Moscow plans to talk with Hamas

An influential member of the Middle East Quartet recognises the elected government in Palestine

Marianna Belenkaya Beirut

The international community is shocked by the Kremlin's plans. Russian President Vladimir Putin intends to invite the leaders of the Hamas Islamic resistance movement, which won the January elections in Palestine, to Moscow.

Russia has become the first of the Middle Eastern Quartet of intermediaries (the other members are the United States, the European Union and the UN) to openly proclaim the intention to talk with Hamas at the top level.

The situation looks ambiguous, because Israel, the US and the EU regard Hamas as a terrorist organisation, and Russia is their ally in the war on terror. This is why Arabs view the Russian president's intention as a challenge to the US and a blow at Israel's policy. But Moscow does not wish to terminate its partner relations with these countries.
So, what is behind Putin's words?

There are two reasons behind the Kremlin's decision to talk with Hamas. To begin with, it wants to show publicly that it remains an influential force in the Middle East, and that it respects the interests of both sides in the Palestine-Israel conflict.

The second reason is Russia's growing rapprochement with Islamic countries. It does not need a conflict of civilisations, which would undermine its national stability.

Therefore, Moscow is trying to act as an intermediary between the Arab world and
the West, and regards relations with Hamas as part of this mediation.

No other member of the Middle Eastern Quartet can talk with Hamas without damaging its commitments to its people and the international community. But Moscow never agreed to consider Hamas a terrorist organisation. Under the Russian law, only illegal organisations operating in Russia are defined as terrorist.

Moreover, Putin said at his news conference in the Kremlin in late January that
it would be wrong to isolate Hamas, which had come to power through democratic elections.

Diplomatic sources say, "Many Western diplomats, including the Americans, maintain contacts with Hamas without publicly admitting the fact. Russia is simply playing an open game."

The UN has not forbidden ties with Hamas. In fact, the international community will have to deal with it unless the intermediaries want to bury the Middle Eastern peace settlement. Hamas is currently the only real force in the territory controlled by the Palestinian National Authority. It will never accept peace settlements made without its involvement, and the language of ultimatums is unacceptable in this case. So, dialogue it must be, and the international intermediaries understand this.

UN Secretary General Kofi Annan said on the day when Putin made public his intention to talk with Hamas that the organisation should be given time to reconsider its hard-line positions.
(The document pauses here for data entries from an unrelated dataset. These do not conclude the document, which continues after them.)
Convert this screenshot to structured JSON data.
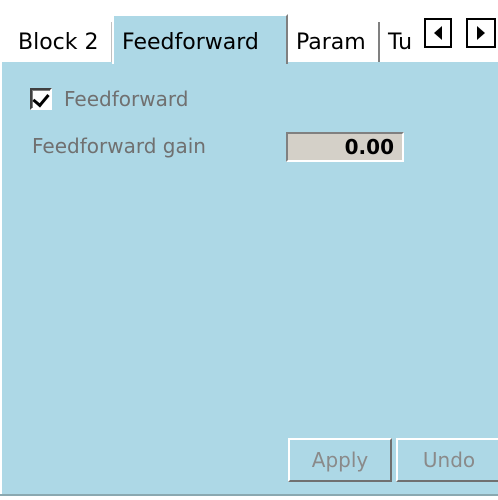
{
  "tabs": [
    {
      "label": "Block 2"
    },
    {
      "label": "Feedforward"
    },
    {
      "label": "Param"
    },
    {
      "label": "Tu"
    }
  ],
  "active_tab": "Feedforward",
  "feedforward": {
    "checkbox_label": "Feedforward",
    "checked": true,
    "gain_label": "Feedforward gain",
    "gain_value": "0.00"
  },
  "buttons": {
    "apply": "Apply",
    "undo": "Undo"
  },
  "colors": {
    "panel_bg": "#add8e6",
    "disabled_text": "#8a8a8a"
  }
}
Washington is not outraged by Putin's intention either. But the US administration expects Russia to explain its position and hopes that its ties with Hamas will be maintained within the framework of the Quartet's agreements.
This is exactly what Moscow intends to do. "Our goal is to inform the Hamas leaders about the clear and unambiguous stand of the international community regarding the need to take responsible decisions meeting the basic interests of Palestinians and facilitating the creation of an independent and viable Palestinian state in a peaceful and safe coexistence with Israel," the Russian Foreign Ministry said
in a statement.

During his planned meeting with the Hamas leaders, President Putin will
speak about the Quartet's hopes that the new Palestinian administration would renounce terror, recognise Israel and respect all previous Palestinian-Israeli agreements, including the roadmap for a peaceful settlement.

Russian diplomats say that Hamas will not make a political U-turn overnight. It needs reasons for doing this, including changes in its policy regarding Israel, which means the recognition of its right to exist. However, the latter seems impossible at this stage.
So, no significant statements should be expected at the Moscow talks. It will be
a meeting held to establish dialogue so as to prevent a collapse in the Middle
East. Moreover, the meeting could be cancelled by a deterioration of the regional situation.